The 32-bit ELF dynamic struct:
typedef struct {
Elf32_Sword d_tag;
union {
Elf32_Word d_val;
Elf32_Addr d_ptr;
} d_un;
} Elf32_Dyn;
extern Elf32_Dyn _DYNAMIC[];We will explore more about dynamic linking later in this chapter.
A segment of type PT_NOTE may contain auxiliary information that is pertinent to a specific vendor or system. Following is a definition of PT_NOTE from the formal ELF specification:
Sometimes a vendor or system builder needs to mark an object file with special information that other programs will check for conformance, compatibility, and so on. Sections of type SHT_NOTE and program header elements of type PT_NOTE can be used for this purpose. The note information in sections and program header elements holds any number of entries, each of which is an array of 4-byte words in the format of the target processor. Labels appear below to help explain note information organization, but they are not part of the specification.
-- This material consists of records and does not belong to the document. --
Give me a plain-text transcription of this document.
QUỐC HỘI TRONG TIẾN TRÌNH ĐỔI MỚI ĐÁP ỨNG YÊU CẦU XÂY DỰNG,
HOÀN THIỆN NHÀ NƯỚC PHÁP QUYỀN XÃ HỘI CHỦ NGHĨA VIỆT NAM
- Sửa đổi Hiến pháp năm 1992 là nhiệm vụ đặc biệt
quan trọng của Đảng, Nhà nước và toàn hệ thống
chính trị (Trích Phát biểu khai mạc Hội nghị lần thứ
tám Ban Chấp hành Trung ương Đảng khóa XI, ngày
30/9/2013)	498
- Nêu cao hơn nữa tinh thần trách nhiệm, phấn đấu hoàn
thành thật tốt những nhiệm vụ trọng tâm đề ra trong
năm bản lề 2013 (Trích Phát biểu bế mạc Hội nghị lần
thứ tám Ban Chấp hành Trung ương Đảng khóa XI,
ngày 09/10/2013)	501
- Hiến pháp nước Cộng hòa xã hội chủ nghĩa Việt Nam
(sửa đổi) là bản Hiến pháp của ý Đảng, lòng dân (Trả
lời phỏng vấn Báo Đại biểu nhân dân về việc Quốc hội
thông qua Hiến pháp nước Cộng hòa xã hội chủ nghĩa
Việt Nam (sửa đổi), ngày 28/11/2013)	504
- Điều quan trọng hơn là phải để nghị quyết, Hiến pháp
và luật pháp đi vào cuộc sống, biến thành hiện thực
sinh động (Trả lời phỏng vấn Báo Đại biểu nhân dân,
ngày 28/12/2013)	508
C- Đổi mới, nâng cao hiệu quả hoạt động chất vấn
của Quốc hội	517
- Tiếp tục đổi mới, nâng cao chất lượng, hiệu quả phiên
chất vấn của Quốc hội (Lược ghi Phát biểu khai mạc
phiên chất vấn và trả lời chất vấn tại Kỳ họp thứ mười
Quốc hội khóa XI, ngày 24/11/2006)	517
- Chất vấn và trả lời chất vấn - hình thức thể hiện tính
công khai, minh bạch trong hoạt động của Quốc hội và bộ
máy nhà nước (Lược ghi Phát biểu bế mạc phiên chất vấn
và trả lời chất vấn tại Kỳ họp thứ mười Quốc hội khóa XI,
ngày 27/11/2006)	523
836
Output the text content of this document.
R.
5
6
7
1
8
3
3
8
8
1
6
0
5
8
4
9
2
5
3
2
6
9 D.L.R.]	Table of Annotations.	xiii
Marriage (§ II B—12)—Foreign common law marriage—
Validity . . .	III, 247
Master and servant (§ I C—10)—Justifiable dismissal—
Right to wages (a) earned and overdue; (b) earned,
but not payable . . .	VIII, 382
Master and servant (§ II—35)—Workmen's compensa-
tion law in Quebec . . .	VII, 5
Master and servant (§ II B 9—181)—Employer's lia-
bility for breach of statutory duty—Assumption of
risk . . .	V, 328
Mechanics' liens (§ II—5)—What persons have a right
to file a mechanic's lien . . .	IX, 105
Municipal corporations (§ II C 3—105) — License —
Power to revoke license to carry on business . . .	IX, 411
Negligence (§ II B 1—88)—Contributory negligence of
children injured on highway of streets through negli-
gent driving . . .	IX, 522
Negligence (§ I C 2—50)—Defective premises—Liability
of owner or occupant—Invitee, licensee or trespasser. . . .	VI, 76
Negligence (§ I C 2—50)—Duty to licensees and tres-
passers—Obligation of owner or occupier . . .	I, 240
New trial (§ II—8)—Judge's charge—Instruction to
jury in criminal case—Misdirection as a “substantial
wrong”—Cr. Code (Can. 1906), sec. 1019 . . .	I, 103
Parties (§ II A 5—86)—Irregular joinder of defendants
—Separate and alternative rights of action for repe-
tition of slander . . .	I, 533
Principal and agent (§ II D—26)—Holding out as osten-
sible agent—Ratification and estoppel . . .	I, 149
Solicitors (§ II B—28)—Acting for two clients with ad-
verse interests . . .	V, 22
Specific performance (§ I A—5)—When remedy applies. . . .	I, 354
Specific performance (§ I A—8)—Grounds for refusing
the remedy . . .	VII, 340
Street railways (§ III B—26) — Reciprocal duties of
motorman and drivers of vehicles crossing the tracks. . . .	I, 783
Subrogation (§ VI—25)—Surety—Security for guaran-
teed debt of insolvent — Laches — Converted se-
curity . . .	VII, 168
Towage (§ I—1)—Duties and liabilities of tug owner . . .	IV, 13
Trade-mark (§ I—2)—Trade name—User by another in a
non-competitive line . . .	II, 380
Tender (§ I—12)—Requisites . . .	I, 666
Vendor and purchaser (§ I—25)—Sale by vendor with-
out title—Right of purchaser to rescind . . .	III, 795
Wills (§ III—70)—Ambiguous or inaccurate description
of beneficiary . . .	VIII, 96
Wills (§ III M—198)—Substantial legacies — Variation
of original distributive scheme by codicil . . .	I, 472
A point of interest: because of the fact that this segment is only used for OS specification information, and is actually not necessary for an executable to run (since the system will just assume the executable is native either way), this segment becomes an interesting place for virus infection, although not necessarily the most practical way to go about it due to size constraints. Some information on NOTE segment infections can be found at http://vxheavens.com/lib/vhe06.html.
This small segment contains only the location and size to a null terminated string describing where the program interpreter is; for instance, /lib/linux-ld.so.2 is generally the location of the dynamic linker, which is also the program interpreter.
This segment contains the location and size of the program header table itself. The Phdr table contains all of the Phdr's describing the segments of the file (and in the memory image).
Consult the ELF(5) man pages or the ELF specification paper to see all possible Phdr types. We have covered the most commonly seen ones that are vital to program execution or that we will be seeing most commonly in our reverse engineering endeavors.
We can use the readelf -l <filename> command to view a file's Phdr table:
Elf file type is EXEC (Executable file)
Entry point 0x8049a30
There are 9 program headers, starting at offset 52
Program Headers:
Type Offset VirtAddr PhysAddr FileSiz MemSiz Flg Align
PHDR 0x000034 0x08048034 0x08048034 0x00120 0x00120 R E 0x4
INTERP 0x000154 0x08048154 0x08048154 0x00013 0x00013 R 0x1
[Requesting program interpreter: /lib/ld-linux.so.2]
LOAD 0x000000 0x08048000 0x08048000 0x1622c 0x1622c R E 0x1000
LOAD 0x016ef8 0x0805fef8 0x0805fef8 0x003c8 0x00fe8 RW 0x1000
DYNAMIC 0x016f0c 0x0805ff0c 0x0805ff0c 0x000e0 0x000e0 RW 0x4
NOTE 0x000168 0x08048168 0x08048168 0x00044 0x00044 R 0x4
GNU_EH_FRAME 0x016104 0x0805e104 0x0805e104 0x0002c 0x0002c R 0x4
GNU_STACK 0x000000 0x00000000 0x00000000 0x00000 0x00000 RW 0x4
GNU_RELRO 0x016ef8 0x0805fef8 0x0805fef8 0x00108 0x00108 R 0x1We can see the entry point of the executable as well as some of the different segment types we just finished discussing. Notice the offsets to the right of the permission flags and alignment flags of the two first PT_LOAD segments.
The text segment is READ+EXECUTE and the data segment is READ+WRITE, and both segments have an alignment of 0x1000 or 4,096 which is a page size on a 32-bit executable, and this is for alignment during program loading.